First, I split the search string into the component words (an array). I subtract any stopwords (I’ve got a big list) and for any remaining words that are under four characters long, I add to the SQL query I’m running.
Here’s the basic form of the query that I’m running, say searching for “porter”:
SELECT *, MATCH(body) AGAINST('porter') AS relevance FROM content WHERE MATCH(body) AGAINST('porter') AND [additional conditions] ORDER BY relevance DESC LIMIT 10
This uses fulltext indexing to search for “porter” with weighted relevance, and returns the appropriate content and its relevance score. Pretty straightforward, and it works really well.

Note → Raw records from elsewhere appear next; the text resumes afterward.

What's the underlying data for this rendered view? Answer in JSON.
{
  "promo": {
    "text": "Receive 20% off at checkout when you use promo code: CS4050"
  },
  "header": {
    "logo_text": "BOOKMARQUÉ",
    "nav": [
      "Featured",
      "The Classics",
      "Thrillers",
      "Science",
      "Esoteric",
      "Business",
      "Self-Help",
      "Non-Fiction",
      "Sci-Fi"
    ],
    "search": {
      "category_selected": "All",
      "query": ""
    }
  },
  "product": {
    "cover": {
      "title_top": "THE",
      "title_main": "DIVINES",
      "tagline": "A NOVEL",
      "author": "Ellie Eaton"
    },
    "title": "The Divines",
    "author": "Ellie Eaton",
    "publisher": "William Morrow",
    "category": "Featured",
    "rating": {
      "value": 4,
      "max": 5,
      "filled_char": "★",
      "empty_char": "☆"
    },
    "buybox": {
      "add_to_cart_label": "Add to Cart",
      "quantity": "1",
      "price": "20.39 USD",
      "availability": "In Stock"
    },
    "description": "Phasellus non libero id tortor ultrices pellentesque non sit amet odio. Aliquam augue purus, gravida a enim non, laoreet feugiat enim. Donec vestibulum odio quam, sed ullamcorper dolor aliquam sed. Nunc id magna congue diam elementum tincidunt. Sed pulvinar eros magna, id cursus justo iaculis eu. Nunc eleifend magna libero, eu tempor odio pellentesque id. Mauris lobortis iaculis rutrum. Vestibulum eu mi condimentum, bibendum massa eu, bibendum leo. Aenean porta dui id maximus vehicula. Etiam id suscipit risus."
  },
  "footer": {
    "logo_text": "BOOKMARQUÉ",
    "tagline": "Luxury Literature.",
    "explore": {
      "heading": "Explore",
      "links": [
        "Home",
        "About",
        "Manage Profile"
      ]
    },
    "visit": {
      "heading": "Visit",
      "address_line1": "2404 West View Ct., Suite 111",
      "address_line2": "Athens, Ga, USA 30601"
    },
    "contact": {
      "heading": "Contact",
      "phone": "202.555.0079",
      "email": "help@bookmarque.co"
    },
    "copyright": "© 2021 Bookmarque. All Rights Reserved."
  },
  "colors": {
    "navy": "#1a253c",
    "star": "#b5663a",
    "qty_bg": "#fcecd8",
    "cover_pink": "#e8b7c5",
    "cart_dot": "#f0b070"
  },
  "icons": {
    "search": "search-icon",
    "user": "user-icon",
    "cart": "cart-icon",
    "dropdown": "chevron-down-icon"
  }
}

Here’s what the modified query looks like, if there’s short words present, for the search “porter php”:
SELECT *, MATCH(body) AGAINST('porter') + (1 / INSTR(body, 'php') + 1 / 2[position of word in string]) AS relevance FROM content WHERE ( MATCH(body) AGAINST('porter') OR body REGEXP '[^a-zA-Z]php[^a-zA-Z]' ) AND [additional conditions] ORDER BY relevance DESC LIMIT 10
Two new things are happening. First, in the WHERE clause, I’m using both the fulltext system to find “porter” and using a regular expression search for “php.” Why REGEXP and not LIKE? Because if I write LIKE '%cow%'
for instance, I’ll not only get “cow” but also “coworker” and other wrong matches. A regular expression lets me filter those scenarios out.

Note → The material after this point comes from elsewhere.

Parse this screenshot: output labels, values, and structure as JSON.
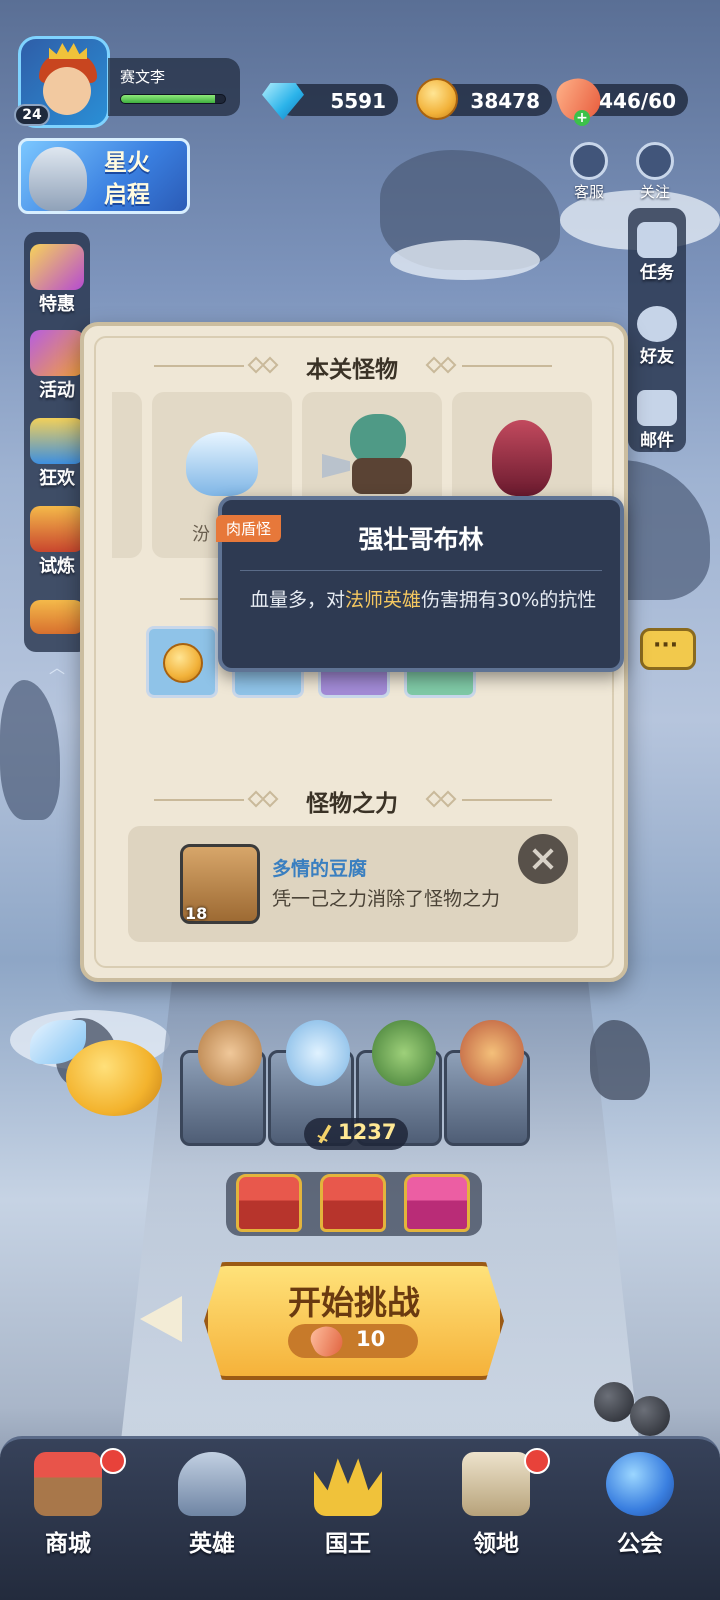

That takes care of finding the words, but I also wanted to tie them into relevance, somehow. The solution I hit upon in the above SQL is relatively simple, and does the trick well enough for my tastes. Basically, the sooner the word appears in the content, the higher its relevance, which is reflected in the inverse of the number of characters “deep” in the content it appears. And I wanted to fudge the number a bit more by weighting the position of the keyword in the search string; the sooner the keyword appears, the higher the relative score it gets.
It’s not perfect, and I definitely wouldn’t recommend using this method on a sufficiently large dataset, but for my short-term needs it works just fine. The only thing really missing in the relevance factoring is how many times the keyword appeared in the content, but I can live without that for now.